I summarized the characteristics of the implicit data and the model that reflects it (especially the confidence levels). I also recommend to see the paper “Logistic matrix factorization for implicit feedback data” (review) which compares the methods presented by this paper.
1. Characteristics of implicit feedback
Recommender systems rely on different types of input(Explicit and Implicit). Most convenient is the high quality explicit feedback, which includes explicit input by users regarding their interest in products. However, explicit feedback is not always available. Thus, recommenders can infer user preferences from the more abundant implicit feedback, which indirectly reflect opinion through observing user behavior . Types of implicit feedback include purchase history, browsing history, search patterns, or even mouse movements.

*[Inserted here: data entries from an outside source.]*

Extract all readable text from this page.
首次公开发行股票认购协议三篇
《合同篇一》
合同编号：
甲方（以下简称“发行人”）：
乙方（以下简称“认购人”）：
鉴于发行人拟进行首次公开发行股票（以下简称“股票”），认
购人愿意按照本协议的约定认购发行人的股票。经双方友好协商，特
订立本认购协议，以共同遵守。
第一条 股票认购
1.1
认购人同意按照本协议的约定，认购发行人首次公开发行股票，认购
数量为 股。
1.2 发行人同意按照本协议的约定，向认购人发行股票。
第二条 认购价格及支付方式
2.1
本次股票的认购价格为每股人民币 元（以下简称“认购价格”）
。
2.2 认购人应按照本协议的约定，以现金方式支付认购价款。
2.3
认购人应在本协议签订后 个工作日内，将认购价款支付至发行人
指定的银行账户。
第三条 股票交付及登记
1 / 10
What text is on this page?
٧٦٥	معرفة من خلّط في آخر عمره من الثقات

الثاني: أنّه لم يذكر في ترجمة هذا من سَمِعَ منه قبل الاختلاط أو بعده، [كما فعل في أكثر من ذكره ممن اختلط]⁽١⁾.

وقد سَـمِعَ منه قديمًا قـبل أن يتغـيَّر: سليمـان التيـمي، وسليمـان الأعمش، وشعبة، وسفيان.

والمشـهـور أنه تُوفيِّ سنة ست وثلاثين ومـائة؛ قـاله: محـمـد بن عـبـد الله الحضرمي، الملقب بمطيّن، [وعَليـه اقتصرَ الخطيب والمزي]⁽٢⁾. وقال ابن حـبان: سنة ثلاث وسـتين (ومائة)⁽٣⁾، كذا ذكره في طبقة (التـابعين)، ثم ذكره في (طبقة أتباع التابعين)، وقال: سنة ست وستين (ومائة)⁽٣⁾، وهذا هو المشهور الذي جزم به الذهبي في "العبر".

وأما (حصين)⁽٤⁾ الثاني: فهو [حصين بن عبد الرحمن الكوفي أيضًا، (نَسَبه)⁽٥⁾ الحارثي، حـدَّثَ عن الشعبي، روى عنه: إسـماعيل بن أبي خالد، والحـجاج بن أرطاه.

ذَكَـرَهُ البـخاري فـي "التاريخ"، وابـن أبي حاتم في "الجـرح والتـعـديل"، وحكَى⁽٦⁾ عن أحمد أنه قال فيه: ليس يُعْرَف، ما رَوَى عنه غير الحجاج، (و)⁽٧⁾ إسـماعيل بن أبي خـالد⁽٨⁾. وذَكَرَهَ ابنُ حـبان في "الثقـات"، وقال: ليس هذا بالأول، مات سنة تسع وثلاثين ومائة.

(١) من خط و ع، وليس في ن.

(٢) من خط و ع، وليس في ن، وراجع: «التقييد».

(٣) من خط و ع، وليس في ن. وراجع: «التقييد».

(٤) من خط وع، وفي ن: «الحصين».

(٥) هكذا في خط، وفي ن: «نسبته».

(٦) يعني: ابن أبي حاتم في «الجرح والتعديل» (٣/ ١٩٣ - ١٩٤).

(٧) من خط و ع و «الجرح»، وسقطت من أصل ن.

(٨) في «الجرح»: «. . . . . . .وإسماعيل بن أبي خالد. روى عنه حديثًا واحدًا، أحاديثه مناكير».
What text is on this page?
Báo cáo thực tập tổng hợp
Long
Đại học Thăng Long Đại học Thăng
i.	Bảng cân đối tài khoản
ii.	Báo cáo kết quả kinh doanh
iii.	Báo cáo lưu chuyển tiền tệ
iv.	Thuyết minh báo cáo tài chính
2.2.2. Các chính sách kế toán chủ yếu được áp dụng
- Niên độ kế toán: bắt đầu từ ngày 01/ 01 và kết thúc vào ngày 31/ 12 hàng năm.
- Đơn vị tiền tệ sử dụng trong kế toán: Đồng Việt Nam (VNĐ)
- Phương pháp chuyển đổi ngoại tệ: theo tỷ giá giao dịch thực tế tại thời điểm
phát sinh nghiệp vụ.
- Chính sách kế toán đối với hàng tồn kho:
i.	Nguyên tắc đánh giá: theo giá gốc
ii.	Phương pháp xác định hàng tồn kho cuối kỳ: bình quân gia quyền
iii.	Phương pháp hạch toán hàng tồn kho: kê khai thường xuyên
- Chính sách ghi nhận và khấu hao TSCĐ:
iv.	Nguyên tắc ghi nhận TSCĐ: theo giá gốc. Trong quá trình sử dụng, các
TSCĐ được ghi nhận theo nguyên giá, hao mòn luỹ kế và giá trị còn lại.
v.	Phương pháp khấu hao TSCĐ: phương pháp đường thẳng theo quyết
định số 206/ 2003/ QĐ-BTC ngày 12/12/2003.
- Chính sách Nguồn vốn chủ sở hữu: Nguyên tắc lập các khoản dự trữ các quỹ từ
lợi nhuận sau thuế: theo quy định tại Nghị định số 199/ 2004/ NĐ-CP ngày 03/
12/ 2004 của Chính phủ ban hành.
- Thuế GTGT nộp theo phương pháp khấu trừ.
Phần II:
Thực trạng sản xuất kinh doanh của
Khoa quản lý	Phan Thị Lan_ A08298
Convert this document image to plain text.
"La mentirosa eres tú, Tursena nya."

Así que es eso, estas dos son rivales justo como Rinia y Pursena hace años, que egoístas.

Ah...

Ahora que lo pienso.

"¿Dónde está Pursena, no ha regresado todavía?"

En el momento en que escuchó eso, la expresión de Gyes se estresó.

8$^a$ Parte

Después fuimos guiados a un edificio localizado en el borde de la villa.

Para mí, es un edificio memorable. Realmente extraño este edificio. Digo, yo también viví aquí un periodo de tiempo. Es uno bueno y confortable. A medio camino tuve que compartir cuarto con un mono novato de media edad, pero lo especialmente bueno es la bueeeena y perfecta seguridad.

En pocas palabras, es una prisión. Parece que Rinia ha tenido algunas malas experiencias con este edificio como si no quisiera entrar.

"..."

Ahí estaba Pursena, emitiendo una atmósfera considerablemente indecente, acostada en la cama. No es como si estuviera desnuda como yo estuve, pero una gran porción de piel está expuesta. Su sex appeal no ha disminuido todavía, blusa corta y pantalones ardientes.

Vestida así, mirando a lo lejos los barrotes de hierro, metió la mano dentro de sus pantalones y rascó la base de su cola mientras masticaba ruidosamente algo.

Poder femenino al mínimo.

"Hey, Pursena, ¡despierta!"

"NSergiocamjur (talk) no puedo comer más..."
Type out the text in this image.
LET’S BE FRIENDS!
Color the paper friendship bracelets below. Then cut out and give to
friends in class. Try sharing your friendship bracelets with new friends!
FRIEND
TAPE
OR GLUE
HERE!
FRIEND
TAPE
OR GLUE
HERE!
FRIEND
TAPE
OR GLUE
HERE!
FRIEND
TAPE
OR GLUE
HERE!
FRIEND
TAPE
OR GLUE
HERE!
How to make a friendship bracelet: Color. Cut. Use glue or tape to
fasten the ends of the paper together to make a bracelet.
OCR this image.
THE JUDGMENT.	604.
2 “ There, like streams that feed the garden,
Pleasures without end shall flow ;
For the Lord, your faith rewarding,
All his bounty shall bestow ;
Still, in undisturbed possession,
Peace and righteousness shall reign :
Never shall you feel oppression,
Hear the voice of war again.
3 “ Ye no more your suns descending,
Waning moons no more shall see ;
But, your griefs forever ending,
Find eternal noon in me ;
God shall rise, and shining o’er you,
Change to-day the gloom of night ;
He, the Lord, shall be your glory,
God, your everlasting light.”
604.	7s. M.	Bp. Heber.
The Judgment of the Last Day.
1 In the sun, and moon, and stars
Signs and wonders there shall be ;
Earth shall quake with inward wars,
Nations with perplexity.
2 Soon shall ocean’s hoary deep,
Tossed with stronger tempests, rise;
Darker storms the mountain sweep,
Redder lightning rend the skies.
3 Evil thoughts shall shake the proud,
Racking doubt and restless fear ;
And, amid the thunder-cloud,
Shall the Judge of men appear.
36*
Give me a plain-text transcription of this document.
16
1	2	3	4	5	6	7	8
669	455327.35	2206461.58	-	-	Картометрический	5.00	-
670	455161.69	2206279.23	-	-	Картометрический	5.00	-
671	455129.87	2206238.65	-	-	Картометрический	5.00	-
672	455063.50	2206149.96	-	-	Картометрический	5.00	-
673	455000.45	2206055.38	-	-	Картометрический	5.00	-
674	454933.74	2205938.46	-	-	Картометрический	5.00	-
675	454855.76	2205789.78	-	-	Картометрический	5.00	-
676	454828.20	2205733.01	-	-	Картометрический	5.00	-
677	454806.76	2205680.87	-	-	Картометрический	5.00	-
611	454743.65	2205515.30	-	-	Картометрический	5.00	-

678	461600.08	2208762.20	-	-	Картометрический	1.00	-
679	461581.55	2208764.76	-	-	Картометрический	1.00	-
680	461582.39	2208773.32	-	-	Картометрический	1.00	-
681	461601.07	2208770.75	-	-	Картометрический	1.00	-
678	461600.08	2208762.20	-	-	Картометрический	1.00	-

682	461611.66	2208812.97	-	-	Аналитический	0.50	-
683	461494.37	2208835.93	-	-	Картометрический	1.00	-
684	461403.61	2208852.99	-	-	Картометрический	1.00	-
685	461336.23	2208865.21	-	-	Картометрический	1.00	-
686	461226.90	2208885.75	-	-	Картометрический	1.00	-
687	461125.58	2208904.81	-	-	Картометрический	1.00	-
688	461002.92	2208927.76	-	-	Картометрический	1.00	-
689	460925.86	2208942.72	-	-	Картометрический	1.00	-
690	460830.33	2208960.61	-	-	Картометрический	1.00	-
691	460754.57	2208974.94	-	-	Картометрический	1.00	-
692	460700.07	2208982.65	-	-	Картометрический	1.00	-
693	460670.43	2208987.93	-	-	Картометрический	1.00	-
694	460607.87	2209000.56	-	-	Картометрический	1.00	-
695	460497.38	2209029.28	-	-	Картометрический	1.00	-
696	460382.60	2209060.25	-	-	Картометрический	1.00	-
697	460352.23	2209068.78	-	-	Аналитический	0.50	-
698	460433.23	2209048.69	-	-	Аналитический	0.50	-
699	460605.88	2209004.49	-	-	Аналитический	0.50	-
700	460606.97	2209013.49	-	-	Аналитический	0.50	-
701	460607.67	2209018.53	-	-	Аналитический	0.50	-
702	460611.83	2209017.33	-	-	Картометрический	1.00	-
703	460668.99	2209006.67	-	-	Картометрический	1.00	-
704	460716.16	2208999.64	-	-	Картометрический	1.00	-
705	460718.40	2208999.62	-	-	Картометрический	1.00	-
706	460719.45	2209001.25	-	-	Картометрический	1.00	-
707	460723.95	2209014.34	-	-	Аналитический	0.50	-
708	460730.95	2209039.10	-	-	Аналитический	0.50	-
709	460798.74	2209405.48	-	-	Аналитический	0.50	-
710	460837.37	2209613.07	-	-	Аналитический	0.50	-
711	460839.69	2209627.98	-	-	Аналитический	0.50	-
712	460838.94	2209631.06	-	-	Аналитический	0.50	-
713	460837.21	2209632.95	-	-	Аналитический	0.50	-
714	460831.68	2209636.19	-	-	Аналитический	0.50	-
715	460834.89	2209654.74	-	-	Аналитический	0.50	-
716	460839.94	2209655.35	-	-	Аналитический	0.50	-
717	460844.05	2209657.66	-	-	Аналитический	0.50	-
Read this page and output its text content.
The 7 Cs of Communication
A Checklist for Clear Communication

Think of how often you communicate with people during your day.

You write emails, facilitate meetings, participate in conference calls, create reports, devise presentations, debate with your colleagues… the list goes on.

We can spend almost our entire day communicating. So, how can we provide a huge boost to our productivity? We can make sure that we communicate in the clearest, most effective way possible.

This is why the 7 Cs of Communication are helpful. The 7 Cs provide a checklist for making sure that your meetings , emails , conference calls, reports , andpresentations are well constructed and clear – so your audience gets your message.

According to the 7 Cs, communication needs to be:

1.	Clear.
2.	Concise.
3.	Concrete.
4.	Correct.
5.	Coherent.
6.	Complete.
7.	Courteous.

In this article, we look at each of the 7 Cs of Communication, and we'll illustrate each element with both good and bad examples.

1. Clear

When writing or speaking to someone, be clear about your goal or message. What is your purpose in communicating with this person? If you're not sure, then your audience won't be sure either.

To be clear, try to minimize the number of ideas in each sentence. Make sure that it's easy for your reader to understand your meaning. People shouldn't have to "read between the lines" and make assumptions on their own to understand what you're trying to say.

Characteristic of implicit feedback follow below. (See more detailed explanation here)
- no negative feedback
- inherently noisy
- numerical value indicates confidence(not preference)
- evaluation requires appropriate measures
2. Preliminaries
Notations
- indexing letters for users $u, v$ and for items $i, j$
- rating :users and items are associated through $r_{ui}$ values (observations)
Rating - explicit vs implicit
-
Explicit ratings are typically unknown for the vast majority of user-item pairs.
$\rightarrow$ Applicable algorithms work with the relatively few known ratings while ignoring the missing one. -
With implicit feedback, it would be natural to assign values to all $r_{ui}$.
$\rightarrow$ If no action was observed, $r_{ui}$ is set to zero.
3. Model for implicit feedback
- Formalize the notion of confidence which the $r_{ui}$ variables measure
- Predictive model
- Optimization problem
Goal : to find a vector $\mathbf{x}_u \in \mathbb{R}^f$ for each user $u$, $\mathbf{y}_i \in \mathbb{R}^f$ for each item $i$
Why need varying confidence levels?
In general, as $r_{ui}$ grows, we have a stronger indication that the user indeed likes the item.
-
Not taking any positive action on an item can stem from many other reasons beyond not liking it.(zero values of $p_{ui}$ are associated with low confidence) $\rightarrow$ For example, the user might be unaware of the existence of the item, or unable to consume it due to its price or limited availability.
-
Consuming an item can also be the result of factors different from preferring it.
$\rightarrow$ For example, a user may watch a TV show just because she is staying on the channel of the previously watched show. Or a consumer may buy an item as gift for someone else, despite not liking the item for himself.
$\therefore$ have different confidence levels also among items that are indicated to be preferred by the user.
Reference
[1] Hu, Yifan, Yehuda Koren, and Chris Volinsky. “Collaborative filtering for implicit feedback datasets.” 2008 Eighth IEEE International Conference on Data Mining. Ieee, 2008.
[2] Johnson, Christopher C. “Logistic matrix factorization for implicit feedback data.” Advances in Neural Information Processing Systems 27 (2014): 78.